All the workload pods are stuck in Init:CrashLoopBackOff. The consul-connect-inject-init container is logging message “Error registering service: Put “http://10.115.3.5:8500/v1/agent/service/register”: dial tcp 10.115.3.5:8500: connect: connection refused.”

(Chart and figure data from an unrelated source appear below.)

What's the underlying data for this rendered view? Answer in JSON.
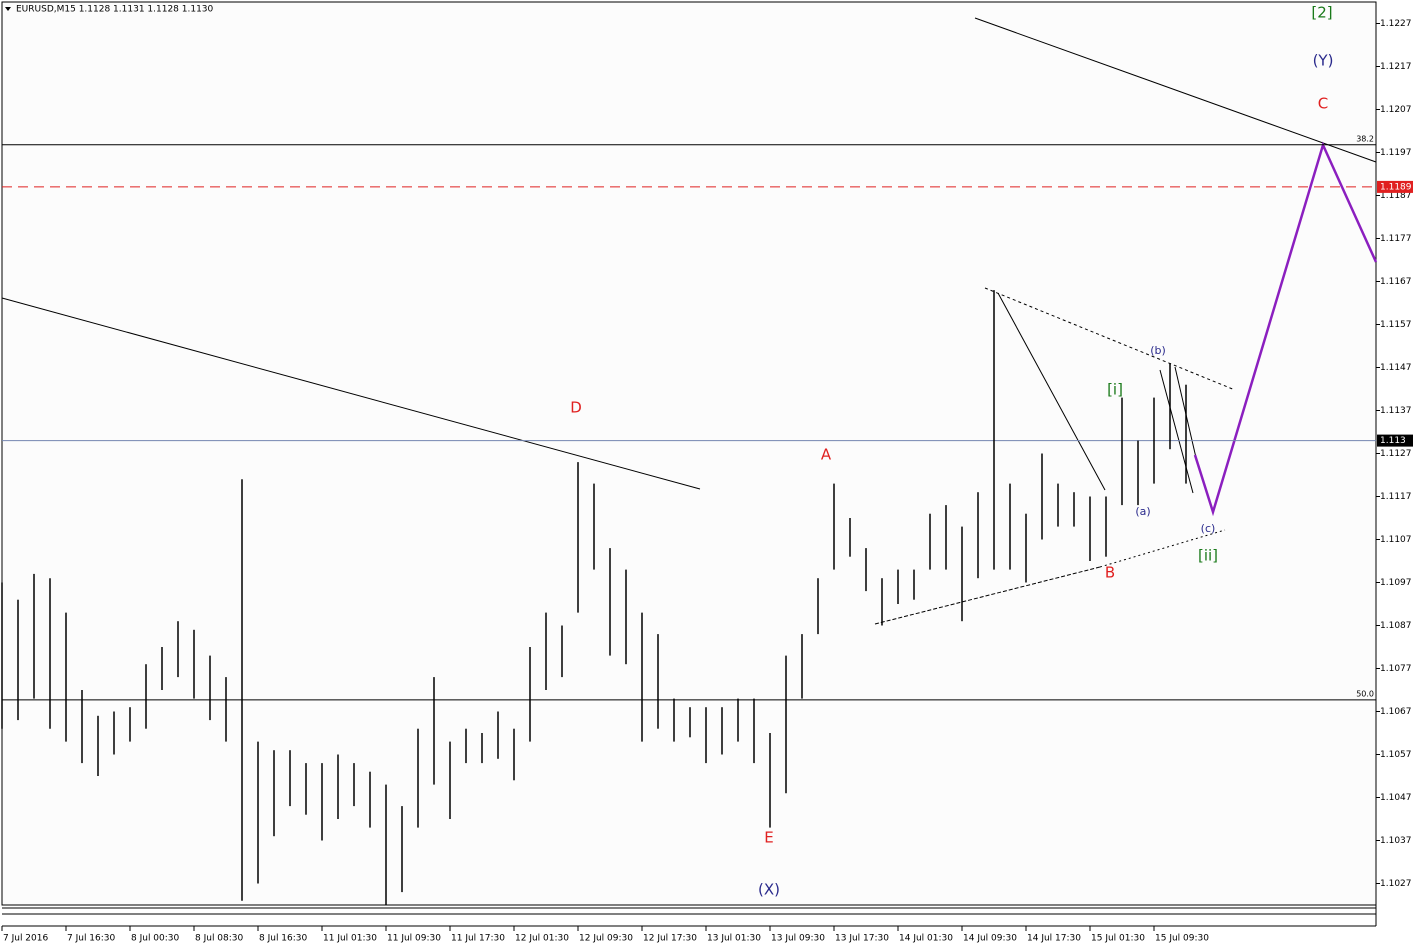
{
  "chart_data": {
    "type": "range-bar",
    "title": "EURUSD,M15  1.1128 1.1131 1.1128 1.1130",
    "high": [
      1.1097,
      1.1093,
      1.1099,
      1.1098,
      1.109,
      1.1072,
      1.1066,
      1.1067,
      1.1068,
      1.1078,
      1.1082,
      1.1088,
      1.1086,
      1.108,
      1.1075,
      1.1121,
      1.106,
      1.1058,
      1.1058,
      1.1055,
      1.1055,
      1.1057,
      1.1055,
      1.1053,
      1.105,
      1.1045,
      1.1063,
      1.1075,
      1.106,
      1.1063,
      1.1062,
      1.1067,
      1.1063,
      1.1082,
      1.109,
      1.1087,
      1.1125,
      1.112,
      1.1105,
      1.11,
      1.109,
      1.1085,
      1.107,
      1.1068,
      1.1068,
      1.1068,
      1.107,
      1.107,
      1.1062,
      1.108,
      1.1085,
      1.1098,
      1.112,
      1.1112,
      1.1105,
      1.1098,
      1.11,
      1.11,
      1.1113,
      1.1115,
      1.111,
      1.1118,
      1.1165,
      1.112,
      1.1113,
      1.1127,
      1.112,
      1.1118,
      1.1117,
      1.1117,
      1.114,
      1.113,
      1.114,
      1.1148,
      1.1143
    ],
    "low": [
      1.1063,
      1.1065,
      1.107,
      1.1063,
      1.106,
      1.1055,
      1.1052,
      1.1057,
      1.106,
      1.1063,
      1.1072,
      1.1075,
      1.107,
      1.1065,
      1.106,
      1.1023,
      1.1027,
      1.1038,
      1.1045,
      1.1043,
      1.1037,
      1.1042,
      1.1045,
      1.104,
      1.1022,
      1.1025,
      1.104,
      1.105,
      1.1042,
      1.1055,
      1.1055,
      1.1056,
      1.1051,
      1.106,
      1.1072,
      1.1075,
      1.109,
      1.11,
      1.108,
      1.1078,
      1.106,
      1.1063,
      1.106,
      1.1061,
      1.1055,
      1.1057,
      1.106,
      1.1055,
      1.104,
      1.1048,
      1.107,
      1.1085,
      1.11,
      1.1103,
      1.1095,
      1.1087,
      1.1092,
      1.1093,
      1.11,
      1.11,
      1.1088,
      1.1098,
      1.11,
      1.11,
      1.1097,
      1.1107,
      1.111,
      1.111,
      1.1102,
      1.1103,
      1.1115,
      1.1115,
      1.112,
      1.1128,
      1.112
    ],
    "color": "#000000",
    "ylim": [
      1.1022,
      1.1232
    ],
    "yticks": [
      1.1027,
      1.1037,
      1.1047,
      1.1057,
      1.1067,
      1.1077,
      1.1087,
      1.1097,
      1.1107,
      1.1117,
      1.1127,
      1.1137,
      1.1147,
      1.1157,
      1.1167,
      1.1177,
      1.1187,
      1.1197,
      1.1207,
      1.1217,
      1.1227
    ],
    "xlim": [
      0,
      85.875
    ],
    "xticks": [
      {
        "value": 0,
        "label": "7 Jul 2016"
      },
      {
        "value": 4,
        "label": "7 Jul 16:30"
      },
      {
        "value": 8,
        "label": "8 Jul 00:30"
      },
      {
        "value": 12,
        "label": "8 Jul 08:30"
      },
      {
        "value": 16,
        "label": "8 Jul 16:30"
      },
      {
        "value": 20,
        "label": "11 Jul 01:30"
      },
      {
        "value": 24,
        "label": "11 Jul 09:30"
      },
      {
        "value": 28,
        "label": "11 Jul 17:30"
      },
      {
        "value": 32,
        "label": "12 Jul 01:30"
      },
      {
        "value": 36,
        "label": "12 Jul 09:30"
      },
      {
        "value": 40,
        "label": "12 Jul 17:30"
      },
      {
        "value": 44,
        "label": "13 Jul 01:30"
      },
      {
        "value": 48,
        "label": "13 Jul 09:30"
      },
      {
        "value": 52,
        "label": "13 Jul 17:30"
      },
      {
        "value": 56,
        "label": "14 Jul 01:30"
      },
      {
        "value": 60,
        "label": "14 Jul 09:30"
      },
      {
        "value": 64,
        "label": "14 Jul 17:30"
      },
      {
        "value": 68,
        "label": "15 Jul 01:30"
      },
      {
        "value": 72,
        "label": "15 Jul 09:30"
      }
    ],
    "price_line": 1.113,
    "alert_line": 1.1189,
    "fib_levels": [
      {
        "value": 1.11988,
        "label": "38.2"
      },
      {
        "value": 1.10697,
        "label": "50.0"
      }
    ],
    "annotations": [
      "D",
      "A",
      "E",
      "B",
      "C",
      "(X)",
      "(Y)",
      "[2]",
      "[i]",
      "[ii]",
      "(a)",
      "(b)",
      "(c)"
    ]
  }
}
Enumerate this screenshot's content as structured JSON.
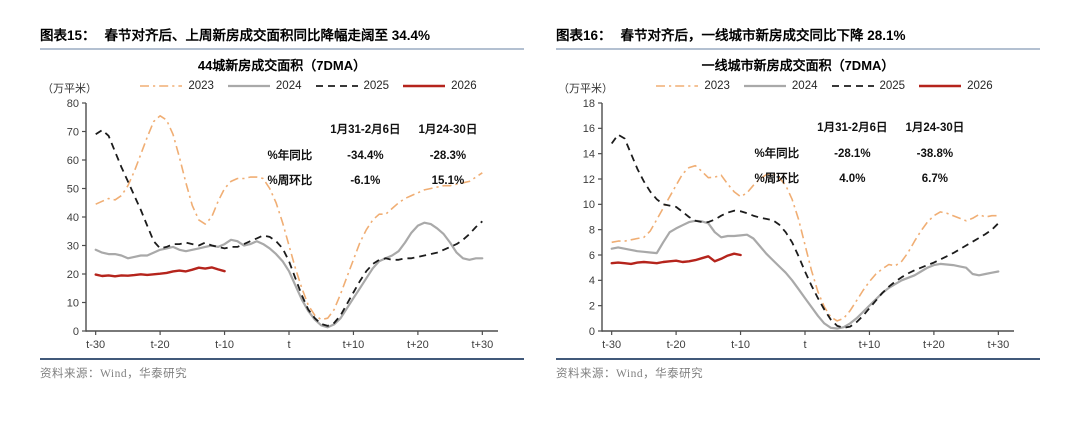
{
  "figures": [
    {
      "header_label": "图表15：",
      "header_title": "春节对齐后、上周新房成交面积同比降幅走阔至 34.4%",
      "chart_title": "44城新房成交面积（7DMA）",
      "y_unit": "（万平米）",
      "source": "资料来源：Wind，华泰研究"
    },
    {
      "header_label": "图表16：",
      "header_title": "春节对齐后，一线城市新房成交同比下降 28.1%",
      "chart_title": "一线城市新房成交面积（7DMA）",
      "y_unit": "（万平米）",
      "source": "资料来源：Wind，华泰研究"
    }
  ],
  "colors": {
    "c2023": "#f0ae74",
    "c2024": "#a9a9a9",
    "c2025": "#1c1c1c",
    "c2026": "#b5241c",
    "axis": "#4d4d4d",
    "header_rule": "#b3c0d1",
    "source_rule": "#41597a"
  },
  "chart_data": [
    {
      "type": "line",
      "title": "44城新房成交面积（7DMA）",
      "y_unit": "（万平米）",
      "xlabel": "",
      "ylabel": "万平米",
      "x_range": [
        -31.5,
        31.5
      ],
      "ylim": [
        0,
        80
      ],
      "y_step": 10,
      "grid": false,
      "legend_position": "top",
      "x_ticks": [
        {
          "v": -30,
          "label": "t-30"
        },
        {
          "v": -20,
          "label": "t-20"
        },
        {
          "v": -10,
          "label": "t-10"
        },
        {
          "v": 0,
          "label": "t"
        },
        {
          "v": 10,
          "label": "t+10"
        },
        {
          "v": 20,
          "label": "t+20"
        },
        {
          "v": 30,
          "label": "t+30"
        }
      ],
      "series": [
        {
          "name": "2023",
          "color": "#f0ae74",
          "dash": "dashdot",
          "width": 1.6,
          "x_start": -30,
          "values": [
            44.5,
            45.5,
            46.5,
            46,
            47.5,
            51,
            56,
            62,
            68,
            73.5,
            75.5,
            74,
            69,
            61,
            52,
            44,
            39,
            37.5,
            40,
            45.5,
            50,
            52.5,
            53.5,
            53.5,
            54,
            54,
            53.5,
            50,
            45,
            38,
            30,
            22,
            15,
            9,
            5.5,
            4,
            4.5,
            7.5,
            13,
            19,
            25,
            31,
            35.5,
            39,
            41,
            41,
            43,
            45,
            46.5,
            47.5,
            48.5,
            49.5,
            50,
            50.5,
            51,
            51,
            51.5,
            52,
            52.5,
            54,
            55.5
          ]
        },
        {
          "name": "2024",
          "color": "#a9a9a9",
          "dash": "solid",
          "width": 2.2,
          "x_start": -30,
          "values": [
            28.5,
            27.5,
            27,
            27,
            26.5,
            25.5,
            26,
            26.5,
            26.5,
            27.5,
            28.5,
            29,
            29.5,
            28.5,
            28,
            28.5,
            29,
            29.5,
            30,
            29.5,
            30.5,
            32,
            31.5,
            30,
            30.5,
            31.5,
            30.5,
            29,
            27,
            24.5,
            21,
            16,
            11,
            7,
            4,
            2,
            1.3,
            2.3,
            4.5,
            8,
            11.5,
            15,
            18.5,
            22,
            24.5,
            25.5,
            26.5,
            28,
            31,
            34.5,
            37,
            38,
            37.5,
            36,
            34,
            31,
            27.5,
            25.5,
            25,
            25.5,
            25.5
          ]
        },
        {
          "name": "2025",
          "color": "#1c1c1c",
          "dash": "dashed",
          "width": 1.8,
          "x_start": -30,
          "values": [
            69,
            70.5,
            68.5,
            63,
            57.5,
            52.5,
            47.5,
            42.5,
            37,
            31.5,
            29,
            29.5,
            30.5,
            30.5,
            31,
            30.5,
            30,
            31,
            30,
            29.5,
            29,
            29.5,
            29.5,
            30.5,
            31.5,
            32.5,
            33.5,
            33,
            31.5,
            29,
            24.5,
            18.5,
            12.5,
            7.5,
            4.5,
            2.5,
            1.8,
            2.8,
            5.5,
            9.5,
            13.5,
            17.5,
            21,
            23.5,
            25,
            25.5,
            25,
            25,
            25.5,
            25.5,
            26,
            26.5,
            27,
            27.5,
            28.5,
            29.5,
            30.5,
            32,
            34,
            36.5,
            38.5
          ]
        },
        {
          "name": "2026",
          "color": "#b5241c",
          "dash": "solid",
          "width": 2.4,
          "x_start": -30,
          "values": [
            19.8,
            19.3,
            19.5,
            19.2,
            19.5,
            19.4,
            19.6,
            19.9,
            19.7,
            19.9,
            20.1,
            20.4,
            20.9,
            21.2,
            20.9,
            21.5,
            22.2,
            21.9,
            22.3,
            21.6,
            21.0
          ]
        }
      ],
      "table": {
        "header": [
          "",
          "1月31-2月6日",
          "1月24-30日"
        ],
        "rows": [
          [
            "%年同比",
            "-34.4%",
            "-28.3%"
          ],
          [
            "%周环比",
            "-6.1%",
            "15.1%"
          ]
        ]
      }
    },
    {
      "type": "line",
      "title": "一线城市新房成交面积（7DMA）",
      "y_unit": "（万平米）",
      "xlabel": "",
      "ylabel": "万平米",
      "x_range": [
        -31.5,
        31.5
      ],
      "ylim": [
        0,
        18
      ],
      "y_step": 2,
      "grid": false,
      "legend_position": "top",
      "x_ticks": [
        {
          "v": -30,
          "label": "t-30"
        },
        {
          "v": -20,
          "label": "t-20"
        },
        {
          "v": -10,
          "label": "t-10"
        },
        {
          "v": 0,
          "label": "t"
        },
        {
          "v": 10,
          "label": "t+10"
        },
        {
          "v": 20,
          "label": "t+20"
        },
        {
          "v": 30,
          "label": "t+30"
        }
      ],
      "series": [
        {
          "name": "2023",
          "color": "#f0ae74",
          "dash": "dashdot",
          "width": 1.6,
          "x_start": -30,
          "values": [
            7.0,
            7.1,
            7.1,
            7.2,
            7.3,
            7.4,
            7.9,
            8.8,
            9.7,
            10.6,
            11.5,
            12.4,
            12.9,
            13.05,
            12.6,
            12.1,
            12.15,
            12.3,
            11.6,
            11.0,
            10.6,
            10.9,
            11.5,
            12.0,
            12.35,
            12.4,
            12.1,
            11.5,
            10.4,
            8.8,
            6.8,
            4.8,
            3.1,
            1.9,
            1.1,
            0.8,
            1.0,
            1.6,
            2.4,
            3.2,
            3.9,
            4.5,
            4.9,
            5.25,
            5.15,
            5.5,
            6.2,
            7.1,
            7.9,
            8.6,
            9.1,
            9.4,
            9.3,
            9.1,
            8.9,
            8.7,
            8.9,
            9.2,
            9.0,
            9.1,
            9.1
          ]
        },
        {
          "name": "2024",
          "color": "#a9a9a9",
          "dash": "solid",
          "width": 2.2,
          "x_start": -30,
          "values": [
            6.5,
            6.6,
            6.5,
            6.4,
            6.3,
            6.25,
            6.2,
            6.15,
            7.0,
            7.8,
            8.1,
            8.35,
            8.6,
            8.7,
            8.65,
            8.5,
            7.8,
            7.4,
            7.5,
            7.5,
            7.55,
            7.6,
            7.3,
            6.7,
            6.1,
            5.6,
            5.1,
            4.6,
            4.0,
            3.3,
            2.6,
            1.9,
            1.2,
            0.6,
            0.25,
            0.2,
            0.3,
            0.6,
            1.0,
            1.5,
            2.0,
            2.5,
            3.0,
            3.4,
            3.7,
            4.0,
            4.2,
            4.4,
            4.7,
            5.0,
            5.2,
            5.3,
            5.25,
            5.2,
            5.1,
            5.0,
            4.5,
            4.4,
            4.5,
            4.6,
            4.7
          ]
        },
        {
          "name": "2025",
          "color": "#1c1c1c",
          "dash": "dashed",
          "width": 1.8,
          "x_start": -30,
          "values": [
            14.8,
            15.5,
            15.2,
            14.0,
            12.8,
            11.8,
            11.0,
            10.4,
            10.0,
            9.9,
            9.8,
            9.4,
            9.0,
            8.7,
            8.6,
            8.6,
            8.8,
            9.1,
            9.35,
            9.5,
            9.45,
            9.3,
            9.1,
            8.95,
            8.85,
            8.75,
            8.4,
            7.8,
            7.0,
            5.9,
            4.7,
            3.6,
            2.6,
            1.7,
            0.9,
            0.4,
            0.25,
            0.35,
            0.7,
            1.2,
            1.8,
            2.4,
            3.0,
            3.5,
            3.9,
            4.25,
            4.55,
            4.8,
            5.0,
            5.2,
            5.4,
            5.65,
            5.9,
            6.15,
            6.45,
            6.75,
            7.05,
            7.35,
            7.65,
            8.0,
            8.5
          ]
        },
        {
          "name": "2026",
          "color": "#b5241c",
          "dash": "solid",
          "width": 2.4,
          "x_start": -30,
          "values": [
            5.35,
            5.4,
            5.35,
            5.3,
            5.4,
            5.45,
            5.4,
            5.35,
            5.45,
            5.5,
            5.55,
            5.45,
            5.5,
            5.6,
            5.75,
            5.9,
            5.5,
            5.7,
            5.95,
            6.1,
            6.0
          ]
        }
      ],
      "table": {
        "header": [
          "",
          "1月31-2月6日",
          "1月24-30日"
        ],
        "rows": [
          [
            "%年同比",
            "-28.1%",
            "-38.8%"
          ],
          [
            "%周环比",
            "4.0%",
            "6.7%"
          ]
        ]
      }
    }
  ]
}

10.115.3.5 is the the IP of the k8s cluster host node.

Some context data:

kubectl get pvc
NAME STATUS VOLUME CAPACITY ACCESS MODES STORAGECLASS AGE
data-default-consul-server-0 Bound pvc-a83f3df6-c1fc-4df0-84f8-6647c69feb9b 10Gi RWO thindisk 127m

kubectl get pods
NAME READY STATUS RESTARTS AGE
consul-2cx4k 1/1 Running 0 48m
consul-connect-injector-webhook-deployment-6ddc4cfc85-s8ljj 1/1 Running 0 48m
consul-controller-5d887d5bf-qfn5t 1/1 Running 0 48m
consul-server-0 1/1 Running 0 48m
consul-webhook-cert-manager-5d588db7bb-9mldc 1/1 Running 0 48m
frontend-679ff56c5c-xr4d9 0/3 Init:CrashLoopBackOff 12 41m
postgres-79d6f8d464-ng8qb 0/3 Init:CrashLoopBackOff 12 41m
product-api-77894c9b87-5jsvx 0/3 Init:CrashLoopBackOff 12 41m
public-api-547b5cc97f-sfqrf 0/3 Init:CrashLoopBackOff 12 41m
util-nosidecar-788df87b75-s6l2p 1/1 Running 0 60m

kubectl get services
NAME TYPE CLUSTER-IP EXTERNAL-IP PORT(S) AGE
consul-connect-injector-svc ClusterIP 10.100.200.3 443/TCP 60m
consul-controller-webhook ClusterIP 10.100.200.211 443/TCP 60m
consul-dns ClusterIP 10.100.200.43 53/TCP,53/UDP 60m
consul-server ClusterIP None 8500/TCP,8301/TCP,8301/UDP,8302/TCP,8302/UDP,8300/TCP,8600/TCP,8600/UDP 60m
consul-ui ClusterIP 10.100.200.142 80/TCP 60m
frontend ClusterIP 10.100.200.11 80/TCP 53m
kubernetes ClusterIP 10.100.200.1 443/TCP 3d
postgres ClusterIP 10.100.200.241 5432/TCP 53m
product-api ClusterIP 10.100.200.191 9090/TCP 53m
public-api ClusterIP 10.100.200.144 8080/TCP 53m

values file:

cat /home/dillon/k8s-yaml/helm/consul/helm-consul-values-minimal.v3.kubecon.yaml
global:
name: consul
datacenter: dc1

override the chart image with the latest 1.9 consul image

this is required since service intentions are a new 1.9.0

beta feature

image: consul:1.9.0-beta1

server:

use 1 server

replicas: 1
bootstrapExpect: 1
disruptionBudget:
enabled: true
maxUnavailable: 0

connectInject:
enabled: true

inject an envoy sidecar into every new pod,

except for those with annotations that prevent injection

default: true

enable CRDs

controller:
enabled: true

This is a single node k8s cluster.

Regards,
Paul

Hi Paul,

It may be likely that the single node Kubernetes server commenting out the following flag will help you get this running:

  # Affinity Settings
  # Commenting out or setting as empty the affinity variable, will allow
  # deployment to single node services such as Minikube
  affinity: |
    podAntiAffinity:
      requiredDuringSchedulingIgnoredDuringExecution:
        - labelSelector:
            matchLabels:
              app: {{ template "consul.name" . }}
              release: "{{ .Release.Name }}"
              component: server
          topologyKey: kubernetes.io/hostname
1 Like

Thanks for your reply David-yu.

That setting isn’t in the values file I am using. Note than the tutorial asks that we override the charts default values.yaml with a simpler one that does not have the affinity settings:

global:
name: consul
datacenter: dc1

override the chart image with the latest 1.9 consul image

this is required since service intentions are a new 1.9.0

beta feature

image: consul:1.9.0-beta1
server:

use 1 server

replicas: 1
bootstrapExpect: 1
disruptionBudget:
enabled: true
maxUnavailable: 0
connectInject:
enabled: true

inject an envoy sidecar into every new pod,

except for those with annotations that prevent injection

default: true

enable CRDs

controller:
enabled: true

I guess I dont understand why all the workload init containers (consul-connect-inject-init) are trying to connect to the node IP on port 8500. Seems like they should be trying to connect on 8500 to the server service, which is in DNS - the client pod is finding that DNS entry during it’s start up.